Bollywood stars Abhishek Bachchan and his wife, Aishwarya Rai Bachchan, have sued YouTube regarding its AI training policy. The couple asked the judge to remove and prohibit the creation of AI videos infringing their intellectual property rights.
The couple want Google to have safeguards to ensure that such YouTube videos uploaded anyway don’t train other AI platforms.
The couple argues in their filings that if AI platforms are trained on biased content that negatively portrays them and infringes their intellectual property rights, then AI models are likely to learn and disseminate such untrue information.
In response to the lawsuit, the judge ordered the takedown of a handful of YouTube links last month, which the actors sought.
Now hundreds of AI-generated Bollywood videos with 16 million views have been deleted from Google’s YouTube because they were similar to those at the centre of a legal challenge filed by the celebrity couple to protect their rights.
The most popular video on the now-deleted channel was a video with 4.1 million views showing an AI animation of Salman Khan and Aishwarya in a swimming pool. Khan was in a relationship with Aishwarya long before she got married.
Among them were a clip showing Abhishek posing but then suddenly kissing a film actress using AI manipulation, and an AI depiction of Aishwarya and Khan enjoying a meal together, while Abhishek Bachchan fumes.
The lawsuits contain hundreds of links and posts specifically listed by the actors to be taken down, stating that they caused harm to the couple and damaged their dignity and goodwill.
The couple is seeking $450,000 in damages against Google and other little-known websites offering unauthorised merchandise with images of them. Still, some other videos similar to the examples mentioned in Abhishek’s lawsuit papers on YouTube were still online as of Friday.

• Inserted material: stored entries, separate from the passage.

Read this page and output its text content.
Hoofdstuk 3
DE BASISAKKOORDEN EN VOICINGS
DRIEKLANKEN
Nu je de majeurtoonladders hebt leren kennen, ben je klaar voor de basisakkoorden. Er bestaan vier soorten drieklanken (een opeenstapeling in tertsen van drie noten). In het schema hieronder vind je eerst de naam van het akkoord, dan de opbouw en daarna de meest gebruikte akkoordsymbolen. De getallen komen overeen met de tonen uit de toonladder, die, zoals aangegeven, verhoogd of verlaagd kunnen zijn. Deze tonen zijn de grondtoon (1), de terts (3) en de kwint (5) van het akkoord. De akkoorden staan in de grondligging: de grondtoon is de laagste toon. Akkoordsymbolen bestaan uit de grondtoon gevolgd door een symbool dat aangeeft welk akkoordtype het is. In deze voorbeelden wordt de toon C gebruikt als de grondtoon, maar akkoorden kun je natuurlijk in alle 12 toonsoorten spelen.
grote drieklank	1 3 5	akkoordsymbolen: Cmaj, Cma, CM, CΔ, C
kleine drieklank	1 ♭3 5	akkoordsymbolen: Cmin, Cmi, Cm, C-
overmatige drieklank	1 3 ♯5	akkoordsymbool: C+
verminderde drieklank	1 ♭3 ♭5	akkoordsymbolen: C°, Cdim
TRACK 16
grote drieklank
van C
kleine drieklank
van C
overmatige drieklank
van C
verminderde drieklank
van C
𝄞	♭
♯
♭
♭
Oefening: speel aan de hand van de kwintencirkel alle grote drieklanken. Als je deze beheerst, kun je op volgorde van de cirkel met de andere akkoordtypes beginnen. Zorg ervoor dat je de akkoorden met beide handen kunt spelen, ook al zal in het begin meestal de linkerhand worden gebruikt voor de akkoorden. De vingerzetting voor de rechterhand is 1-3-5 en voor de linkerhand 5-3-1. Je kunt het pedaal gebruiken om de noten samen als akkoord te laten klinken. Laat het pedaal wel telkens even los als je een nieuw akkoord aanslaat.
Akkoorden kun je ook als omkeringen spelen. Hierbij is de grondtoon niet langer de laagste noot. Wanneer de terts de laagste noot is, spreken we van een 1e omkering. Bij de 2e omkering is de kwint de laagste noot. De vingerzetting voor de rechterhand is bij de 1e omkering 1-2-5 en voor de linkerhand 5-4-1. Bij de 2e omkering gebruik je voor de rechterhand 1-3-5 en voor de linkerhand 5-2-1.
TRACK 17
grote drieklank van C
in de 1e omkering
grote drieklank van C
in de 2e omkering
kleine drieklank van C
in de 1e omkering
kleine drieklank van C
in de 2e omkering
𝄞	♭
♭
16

India is YouTube’s largest market globally, and it is popular for entertainment content, such as Bollywood videos. It has around 600 million users. In May, YouTube disclosed that it had paid more than $2.4 billion to Indian creators over the last three years. Therefore, creators infringing on their personality rights can make money when videos become popular.
The actors argue that YouTube’s content and third-party training policies are concerning, as they allow users to consent to sharing a video they created to train a rival AI model, thereby risking the further proliferation of misleading content online.
The filings read, “Such content being used to train AI models has the potential to multiply the instances of use of any infringing content, i.e. first being uploaded on YouTube, being viewed by the public and then also being used to train.”
YouTube said that the creator deleted the channel mentioned in the news agency’s report. The company said that it only prohibits harmful misinformation and removes content that has been technically manipulated or doctored in a way that misleads users.
YouTube’s data-sharing policy states that creators can opt in to share their videos for training models of other AI platforms, such as OpenAI, Meta, and xAI. YouTube added, “We can’t control what a third-party company does” if users share videos for such training purposes.
In one of the tutorials, the illegal channel explains that it used simple text prompts to create an image via xAI’s Grok and then turned it into a video using Chinese AI startup Minimax’s Hailuo. This comes after the US reports on AI. The US dubbed China’s AI dangerous because it can be easily manipulated.